A new survey conducted by the Victorian Chamber of Commerce and Industry revealed that businesses in the state struggle to deal with the national energy crisis amid skyrocketing prices and supply pressure concerns.
A majority of the survey respondents, comprised of various businesses across all sectors, predicted significant changes in their business investments as uncertainty about costs and supply grew.
About 47 per cent of companies said the current instability in the energy market is impacting their businesses.
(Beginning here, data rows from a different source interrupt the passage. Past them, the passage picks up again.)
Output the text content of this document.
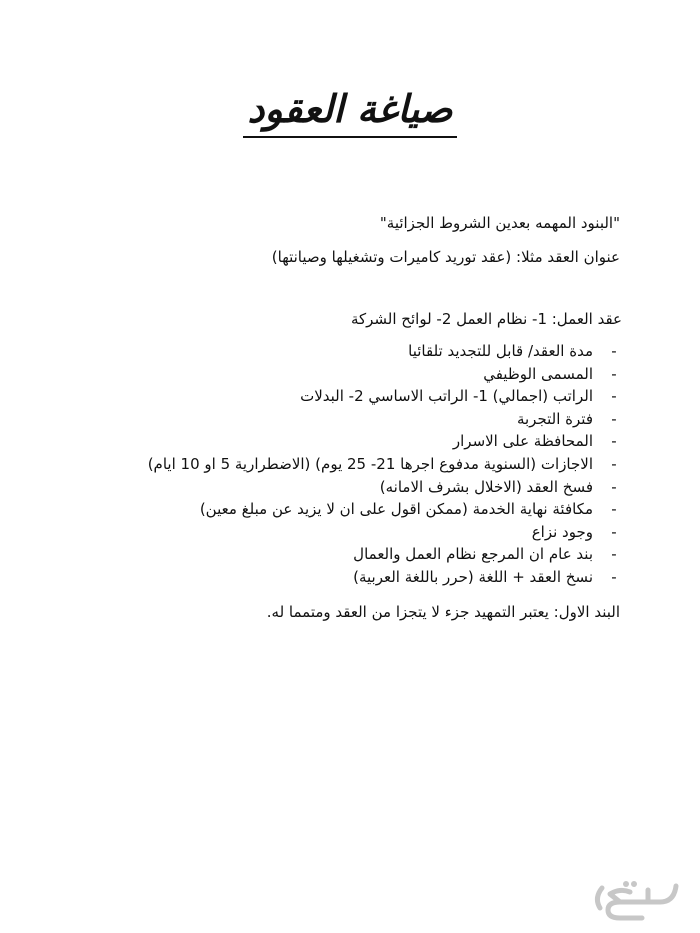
صياغة العقود
"البنود المهمه بعدين الشروط الجزائية"
عنوان العقد مثلا: (عقد توريد كاميرات وتشغيلها وصيانتها)
عقد العمل: 1- نظام العمل 2- لوائح الشركة
-
مدة العقد/ قابل للتجديد تلقائيا
-
المسمى الوظيفي
-
الراتب (اجمالي) 1- الراتب الاساسي 2- البدلات
-
فترة التجربة
-
المحافظة على الاسرار
-
الاجازات (السنوية مدفوع اجرها 21- 25 يوم) (الاضطرارية 5 او 10 ايام)
-
فسخ العقد (الاخلال بشرف الامانه)
-
مكافئة نهاية الخدمة (ممكن اقول على ان لا يزيد عن مبلغ معين)
-
وجود نزاع
-
بند عام ان المرجع نظام العمل والعمال
-
نسخ العقد + اللغة (حرر باللغة العربية)
البند الاول: يعتبر التمهيد جزء لا يتجزا من العقد ومتمما له.
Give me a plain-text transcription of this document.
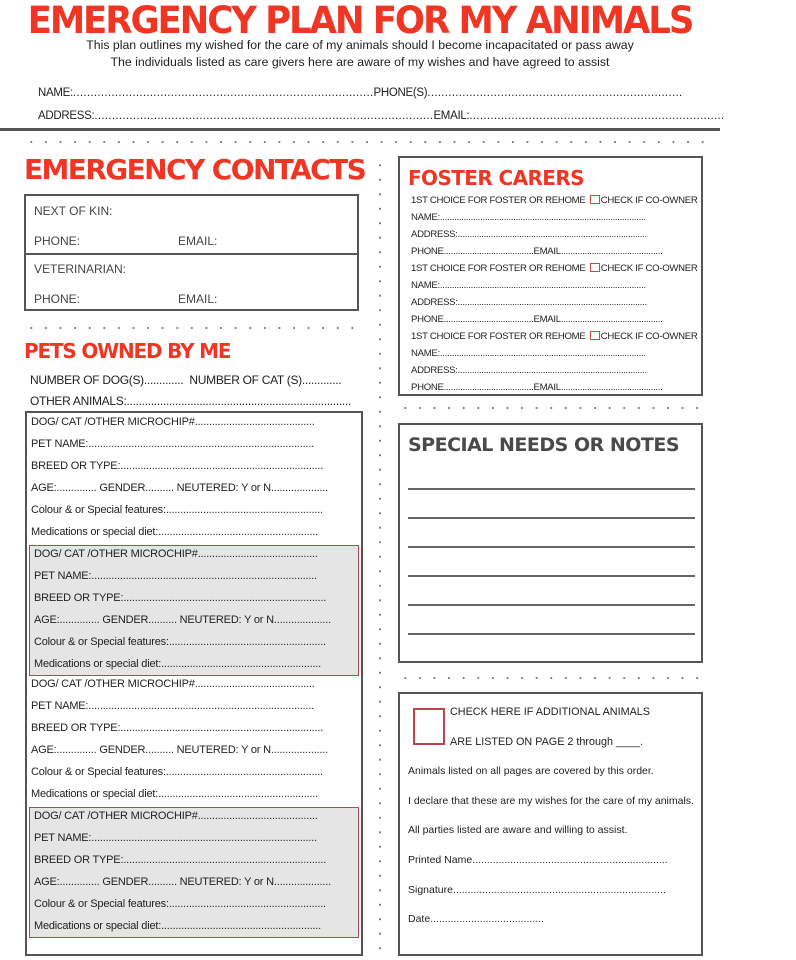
EMERGENCY PLAN FOR MY ANIMALS
This plan outlines my wished for the care of my animals should I become incapacitated or pass away
The individuals listed as care givers here are aware of my wishes and have agreed to assist
NAME:......................................................................................PHONE(S).........................................................................
ADDRESS:.................................................................................................EMAIL:.........................................................................
EMERGENCY CONTACTS
NEXT OF KIN:
PHONE:	EMAIL:
VETERINARIAN:
PHONE:	EMAIL:
PETS OWNED BY ME
NUMBER OF DOG(S)............. NUMBER OF CAT (S).............
OTHER ANIMALS:..........................................................................
DOG/ CAT /OTHER MICROCHIP#..........................................
PET NAME:...............................................................................
BREED OR TYPE:.......................................................................
AGE:.............. GENDER.......... NEUTERED: Y or N....................
Colour & or Special features:.......................................................
Medications or special diet:........................................................
DOG/ CAT /OTHER MICROCHIP#..........................................
PET NAME:...............................................................................
BREED OR TYPE:.......................................................................
AGE:.............. GENDER.......... NEUTERED: Y or N....................
Colour & or Special features:.......................................................
Medications or special diet:........................................................
DOG/ CAT /OTHER MICROCHIP#..........................................
PET NAME:...............................................................................
BREED OR TYPE:.......................................................................
AGE:.............. GENDER.......... NEUTERED: Y or N....................
Colour & or Special features:.......................................................
Medications or special diet:........................................................
DOG/ CAT /OTHER MICROCHIP#..........................................
PET NAME:...............................................................................
BREED OR TYPE:.......................................................................
AGE:.............. GENDER.......... NEUTERED: Y or N....................
Colour & or Special features:.......................................................
Medications or special diet:........................................................
FOSTER CARERS
1ST CHOICE FOR FOSTER OR REHOME CHECK IF CO-OWNER
NAME:.......................................................................................
ADDRESS:................................................................................
PHONE......................................EMAIL...........................................
1ST CHOICE FOR FOSTER OR REHOME CHECK IF CO-OWNER
NAME:.......................................................................................
ADDRESS:................................................................................
PHONE......................................EMAIL...........................................
1ST CHOICE FOR FOSTER OR REHOME CHECK IF CO-OWNER
NAME:.......................................................................................
ADDRESS:................................................................................
PHONE......................................EMAIL...........................................
SPECIAL NEEDS OR NOTES
CHECK HERE IF ADDITIONAL ANIMALS
ARE LISTED ON PAGE 2 through ____.
Animals listed on all pages are covered by this order.
I declare that these are my wishes for the care of my animals.
All parties listed are aware and willing to assist.
Printed Name...................................................................
Signature.........................................................................
Date.......................................
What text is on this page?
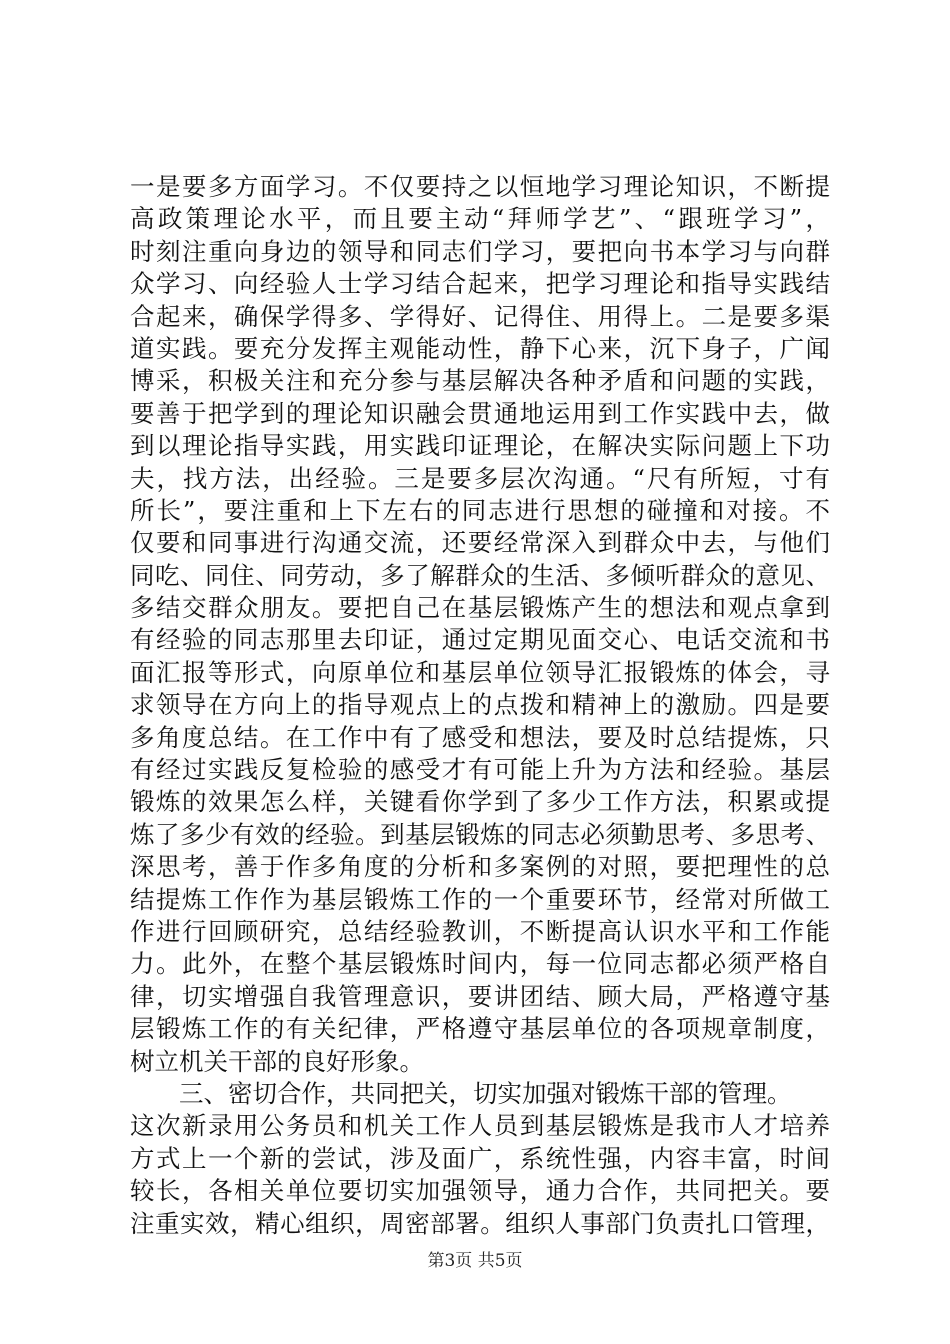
一是要多方面学习。不仅要持之以恒地学习理论知识，不断提
高政策理论水平，而且要主动“拜师学艺”、“跟班学习”，
时刻注重向身边的领导和同志们学习，要把向书本学习与向群
众学习、向经验人士学习结合起来，把学习理论和指导实践结
合起来，确保学得多、学得好、记得住、用得上。二是要多渠
道实践。要充分发挥主观能动性，静下心来，沉下身子，广闻
博采，积极关注和充分参与基层解决各种矛盾和问题的实践，
要善于把学到的理论知识融会贯通地运用到工作实践中去，做
到以理论指导实践，用实践印证理论，在解决实际问题上下功
夫，找方法，出经验。三是要多层次沟通。“尺有所短，寸有
所长”，要注重和上下左右的同志进行思想的碰撞和对接。不
仅要和同事进行沟通交流，还要经常深入到群众中去，与他们
同吃、同住、同劳动，多了解群众的生活、多倾听群众的意见、
多结交群众朋友。要把自己在基层锻炼产生的想法和观点拿到
有经验的同志那里去印证，通过定期见面交心、电话交流和书
面汇报等形式，向原单位和基层单位领导汇报锻炼的体会，寻
求领导在方向上的指导观点上的点拨和精神上的激励。四是要
多角度总结。在工作中有了感受和想法，要及时总结提炼，只
有经过实践反复检验的感受才有可能上升为方法和经验。基层
锻炼的效果怎么样，关键看你学到了多少工作方法，积累或提
炼了多少有效的经验。到基层锻炼的同志必须勤思考、多思考、
深思考，善于作多角度的分析和多案例的对照，要把理性的总
结提炼工作作为基层锻炼工作的一个重要环节，经常对所做工
作进行回顾研究，总结经验教训，不断提高认识水平和工作能
力。此外，在整个基层锻炼时间内，每一位同志都必须严格自
律，切实增强自我管理意识，要讲团结、顾大局，严格遵守基
层锻炼工作的有关纪律，严格遵守基层单位的各项规章制度，
树立机关干部的良好形象。
三、密切合作，共同把关，切实加强对锻炼干部的管理。
这次新录用公务员和机关工作人员到基层锻炼是我市人才培养
方式上一个新的尝试，涉及面广，系统性强，内容丰富，时间
较长，各相关单位要切实加强领导，通力合作，共同把关。要
注重实效，精心组织，周密部署。组织人事部门负责扎口管理，
第3页 共5页
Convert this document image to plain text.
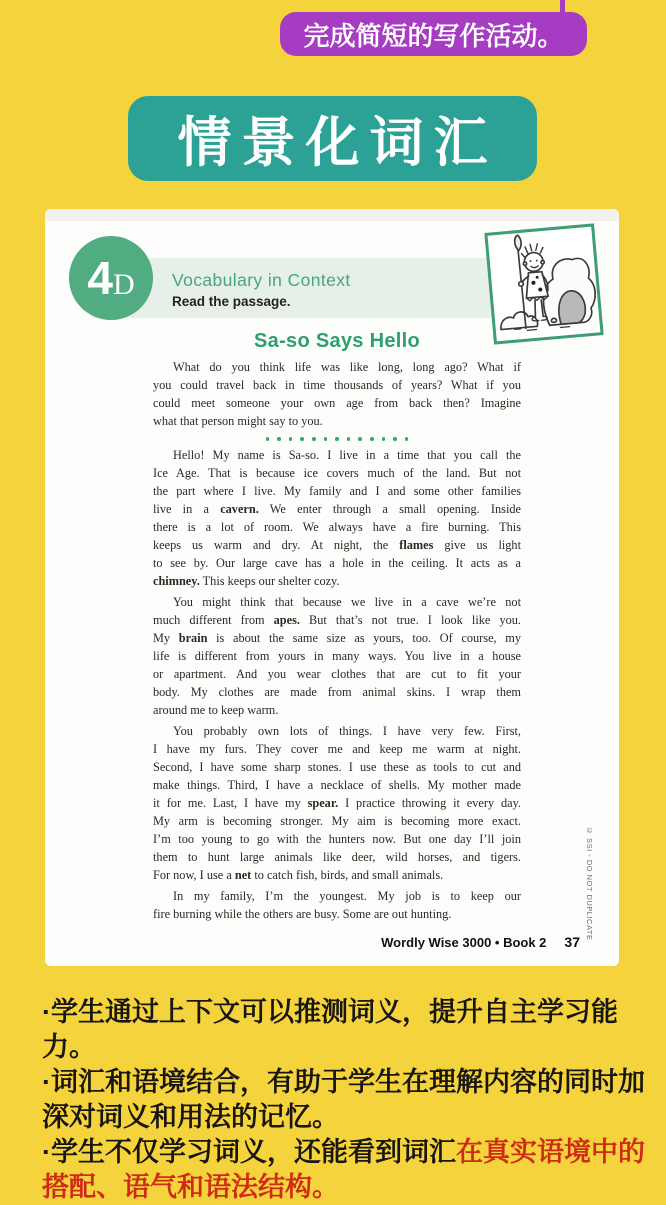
完成简短的写作活动。
情景化词汇
4 D Vocabulary in Context
Read the passage.
Sa-so Says Hello
What do you think life was like long, long ago? What if
you could travel back in time thousands of years? What if you
could meet someone your own age from back then? Imagine
what that person might say to you.
Hello! My name is Sa-so. I live in a time that you call the
Ice Age. That is because ice covers much of the land. But not
the part where I live. My family and I and some other families
live in a cavern. We enter through a small opening. Inside
there is a lot of room. We always have a fire burning. This
keeps us warm and dry. At night, the flames give us light
to see by. Our large cave has a hole in the ceiling. It acts as a
chimney. This keeps our shelter cozy.
You might think that because we live in a cave we’re not
much different from apes. But that’s not true. I look like you.
My brain is about the same size as yours, too. Of course, my
life is different from yours in many ways. You live in a house
or apartment. And you wear clothes that are cut to fit your
body. My clothes are made from animal skins. I wrap them
around me to keep warm.
You probably own lots of things. I have very few. First,
I have my furs. They cover me and keep me warm at night.
Second, I have some sharp stones. I use these as tools to cut and
make things. Third, I have a necklace of shells. My mother made
it for me. Last, I have my spear. I practice throwing it every day.
My arm is becoming stronger. My aim is becoming more exact.
I’m too young to go with the hunters now. But one day I’ll join
them to hunt large animals like deer, wild horses, and tigers.
For now, I use a net to catch fish, birds, and small animals.
In my family, I’m the youngest. My job is to keep our
fire burning while the others are busy. Some are out hunting.
Wordly Wise 3000 • Book 2 37
© SSI - DO NOT DUPLICATE
·学生通过上下文可以推测词义，提升自主学习能
力。
·词汇和语境结合，有助于学生在理解内容的同时加
深对词义和用法的记忆。
·学生不仅学习词义，还能看到词汇在真实语境中的
搭配、语气和语法结构。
Fifty-five per cent of business owners use electricity and gas, while 42 per cent use electricity only as an energy resource.
In addition, the survey also found that:
- 96 per cent were concerned about the skyrocketing cost of electricity and 76 per cent were concerned about the rise in gas rate.
- 51 per cent are expecting changes in business investments over the next two months
- 79 per cent of respondents were uncertain about forecasting costs and investments for their business over the next 12 months
- 58 per cent would be more willing to invest in renewable energies or switch from gas to electricity with government financial support
- 72 per cent of respondents said energy security and energy affordability are equally important to their business
The chamber said it is collaborating with the state government to address energy costs, help spread awareness in the energy market, and establish clearer guidelines for the transition to green energy.
Paul Guerra, CEO of the Victorian Chamber of Commerce and Industry, said the survey highlights the need to explore all options to alleviate pressure on businesses in the short term as the government looks for longer-term solutions that would benefit the economy and the general community.
“Business needs commitment around certainty of supply and certainty of price in the short term, and then we need to seize the opportunity in sectors like renewables, waste recovery, carbon technologies and transport that will, in turn, create new jobs, lower emissions and reduce costs for business and consumers. Doing this will help make Victoria the best place to live, work and operate a business,” Guerra said.